Our earthly habitation, then, seems assured for many millions of years. But millions of years are, after all, but relative, and they vanish before the vast age of the stellar universe[1] and the enormous vistas of time yet to come.
[1] Dr. Jeans, on very modern data, puts this age at seven million million years.
How far can our gaze penetrate the fog which obscures our future? Can we build for eternity? Must we prepare for a catastrophe or an inevitable decay? Can we assure to our descendants an indefinitely prolonged future of perpetual progress and ever-increasing happiness?
The answer to these questions is ultimately based upon psychological factors. Human life requires certain physical conditions for its maintenance. It also requires the passive assistance of many forms of animal life and plant life. But Man is, without exception, the most adaptable inhabitant of this globe, and there is little fear of any physical or biological factors bringing about his extinction, provided they change sufficiently gradually. If life is adaptation to surroundings, then Man has more chance of surviving changing conditions than any other form of terrestrial life. What other species can thrive equally in the Arctic and under the Equator? The dog is man’s only rival in that respect, and is but second best.
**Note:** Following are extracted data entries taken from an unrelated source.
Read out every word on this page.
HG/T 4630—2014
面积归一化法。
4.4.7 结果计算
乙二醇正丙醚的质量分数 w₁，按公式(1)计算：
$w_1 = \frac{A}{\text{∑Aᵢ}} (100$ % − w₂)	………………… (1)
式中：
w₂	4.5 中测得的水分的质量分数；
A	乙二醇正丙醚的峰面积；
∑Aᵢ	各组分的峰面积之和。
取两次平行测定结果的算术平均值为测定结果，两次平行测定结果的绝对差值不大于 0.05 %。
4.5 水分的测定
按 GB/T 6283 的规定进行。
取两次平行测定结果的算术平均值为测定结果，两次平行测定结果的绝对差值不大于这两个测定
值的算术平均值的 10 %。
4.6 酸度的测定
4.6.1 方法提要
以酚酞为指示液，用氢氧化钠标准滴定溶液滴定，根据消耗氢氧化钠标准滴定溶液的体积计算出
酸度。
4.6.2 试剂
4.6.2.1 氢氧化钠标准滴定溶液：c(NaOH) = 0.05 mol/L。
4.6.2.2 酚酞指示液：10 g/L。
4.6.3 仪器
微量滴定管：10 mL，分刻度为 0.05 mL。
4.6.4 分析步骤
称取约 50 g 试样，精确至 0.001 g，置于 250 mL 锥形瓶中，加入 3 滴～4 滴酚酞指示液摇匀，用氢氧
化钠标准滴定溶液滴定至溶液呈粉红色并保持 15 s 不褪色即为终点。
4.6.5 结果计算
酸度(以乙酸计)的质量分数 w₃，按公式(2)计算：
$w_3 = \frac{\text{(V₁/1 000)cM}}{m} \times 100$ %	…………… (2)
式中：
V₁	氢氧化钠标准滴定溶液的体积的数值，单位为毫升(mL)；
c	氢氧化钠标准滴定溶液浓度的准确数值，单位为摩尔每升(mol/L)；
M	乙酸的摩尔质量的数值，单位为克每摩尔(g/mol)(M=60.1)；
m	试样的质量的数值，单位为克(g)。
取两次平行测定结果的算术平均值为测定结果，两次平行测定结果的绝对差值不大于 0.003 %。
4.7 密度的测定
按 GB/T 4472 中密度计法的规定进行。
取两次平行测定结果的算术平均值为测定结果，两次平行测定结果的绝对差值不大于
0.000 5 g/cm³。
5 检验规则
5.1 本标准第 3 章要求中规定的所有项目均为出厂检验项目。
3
We need, therefore, not be anxious lest a change in general physical environment bring our race to an end. The end of the human race, if ever it comes, will be due to the human race itself. If the race dies, it will die by suicide. And suicide is a matter of psychology.
Let us examine the possibility of a voluntary euthanasia of the human race. It seems the only sort of suicide that is at all conceivable. Can we imagine a state of things arising in which the leaders will say: “We have lived long enough. Our race has had a glorious history, let it have a glorious end. We cannot and will not bow to the new conditions imposed by Nature. We would rather die and end it all. Let us all perish together.”
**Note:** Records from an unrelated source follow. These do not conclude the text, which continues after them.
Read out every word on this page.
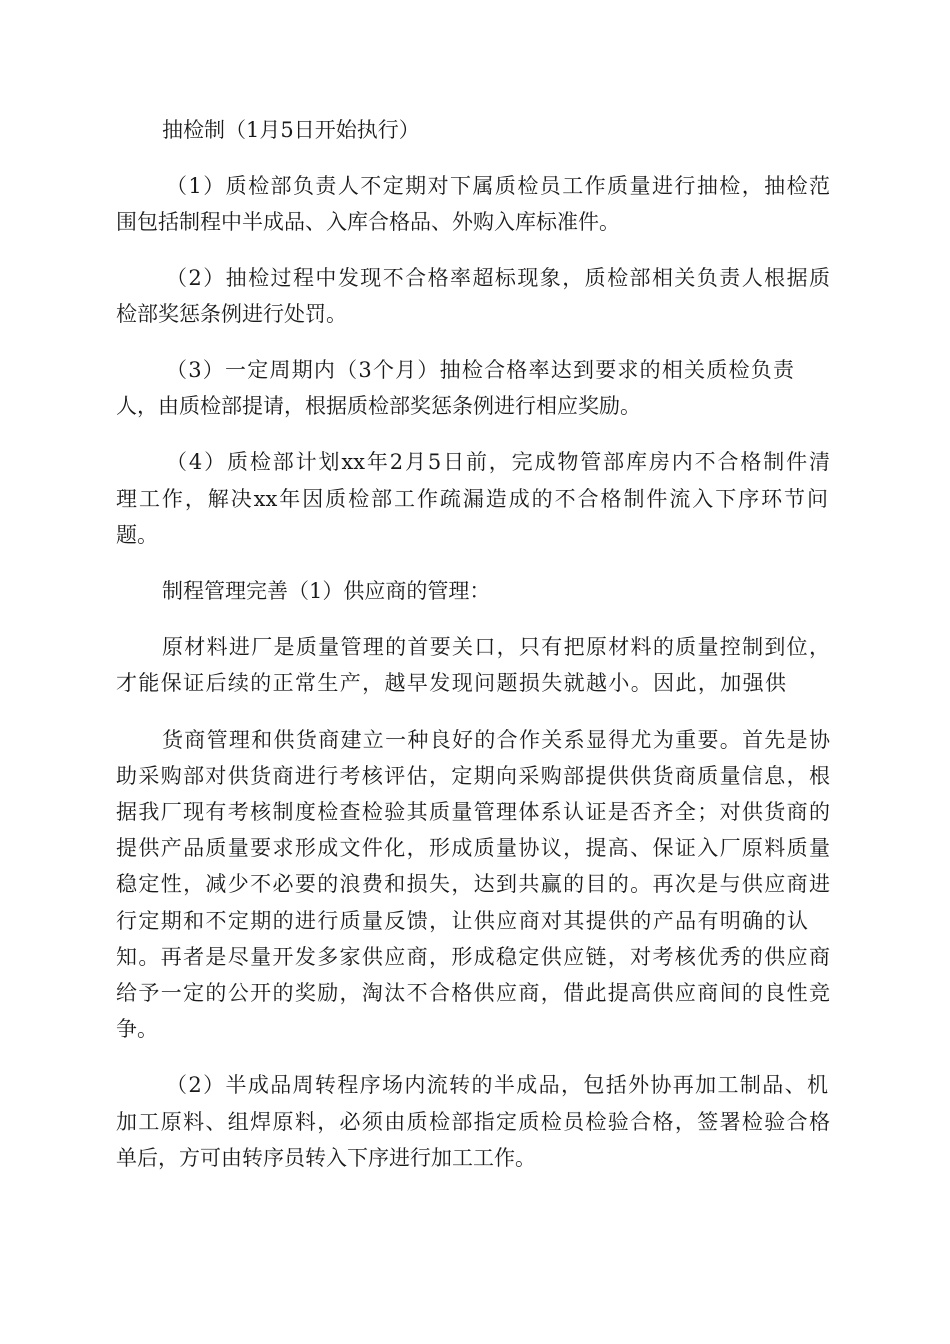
抽检制（1月5日开始执行）
（1）质检部负责人不定期对下属质检员工作质量进行抽检，抽检范
围包括制程中半成品、入库合格品、外购入库标准件。
（2）抽检过程中发现不合格率超标现象，质检部相关负责人根据质
检部奖惩条例进行处罚。
（3）一定周期内（3个月）抽检合格率达到要求的相关质检负责
人，由质检部提请，根据质检部奖惩条例进行相应奖励。
（4）质检部计划xx年2月5日前，完成物管部库房内不合格制件清
理工作，解决xx年因质检部工作疏漏造成的不合格制件流入下序环节问
题。
制程管理完善（1）供应商的管理：
原材料进厂是质量管理的首要关口，只有把原材料的质量控制到位，
才能保证后续的正常生产，越早发现问题损失就越小。因此，加强供
货商管理和供货商建立一种良好的合作关系显得尤为重要。首先是协
助采购部对供货商进行考核评估，定期向采购部提供供货商质量信息，根
据我厂现有考核制度检查检验其质量管理体系认证是否齐全；对供货商的
提供产品质量要求形成文件化，形成质量协议，提高、保证入厂原料质量
稳定性，减少不必要的浪费和损失，达到共赢的目的。再次是与供应商进
行定期和不定期的进行质量反馈，让供应商对其提供的产品有明确的认
知。再者是尽量开发多家供应商，形成稳定供应链，对考核优秀的供应商
给予一定的公开的奖励，淘汰不合格供应商，借此提高供应商间的良性竞
争。
（2）半成品周转程序场内流转的半成品，包括外协再加工制品、机
加工原料、组焊原料，必须由质检部指定质检员检验合格，签署检验合格
单后，方可由转序员转入下序进行加工工作。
Such an attitude would indeed be a new phenomenon. People have died rather than surrender, but it was with the thought of the approval of their fellows and the perpetual honour of their names. In the case contemplated there would be no such inducement to heroism. The surrender would be unchronicled and unsung.
A refusal to adapt itself to new conditions is not unknown among savage races, nor among classes of civilized society. Tribes have perished off the face of the earth, owing to a voluntary refusal or to inability to adapt themselves to new conditions of life. But, so far as we know, this has always taken place in the presence of races of superior adaptability.
Civilizations have perished. We do not know, of course, how many civilizations have disappeared without leaving a trace. But we do know that races have existed, even in our own islands, who were capable of transporting and building up great pieces of rock, and of arranging them in an astronomically significant manner. Did these races perish under the attacks of an enemy? Or did they die off owing to the exhaustion of their own vitality? We may suppose that it was the former rather than the latter alternative. For in view of the great and increasing power of the human race we hardly need fear any enemies from without. Our destruction, if ever it comes, will come from within. It will come if and when we develop a Will to Die.
Such a Will to Die has been observed on a small scale in the wave of suicide sweeping over Central Europe after the Great War. But it was only a symptom of readjustment. It was partial, and practically confined to the class bound up with social and governmental stability, and incapable of adaptation to radically changed conditions.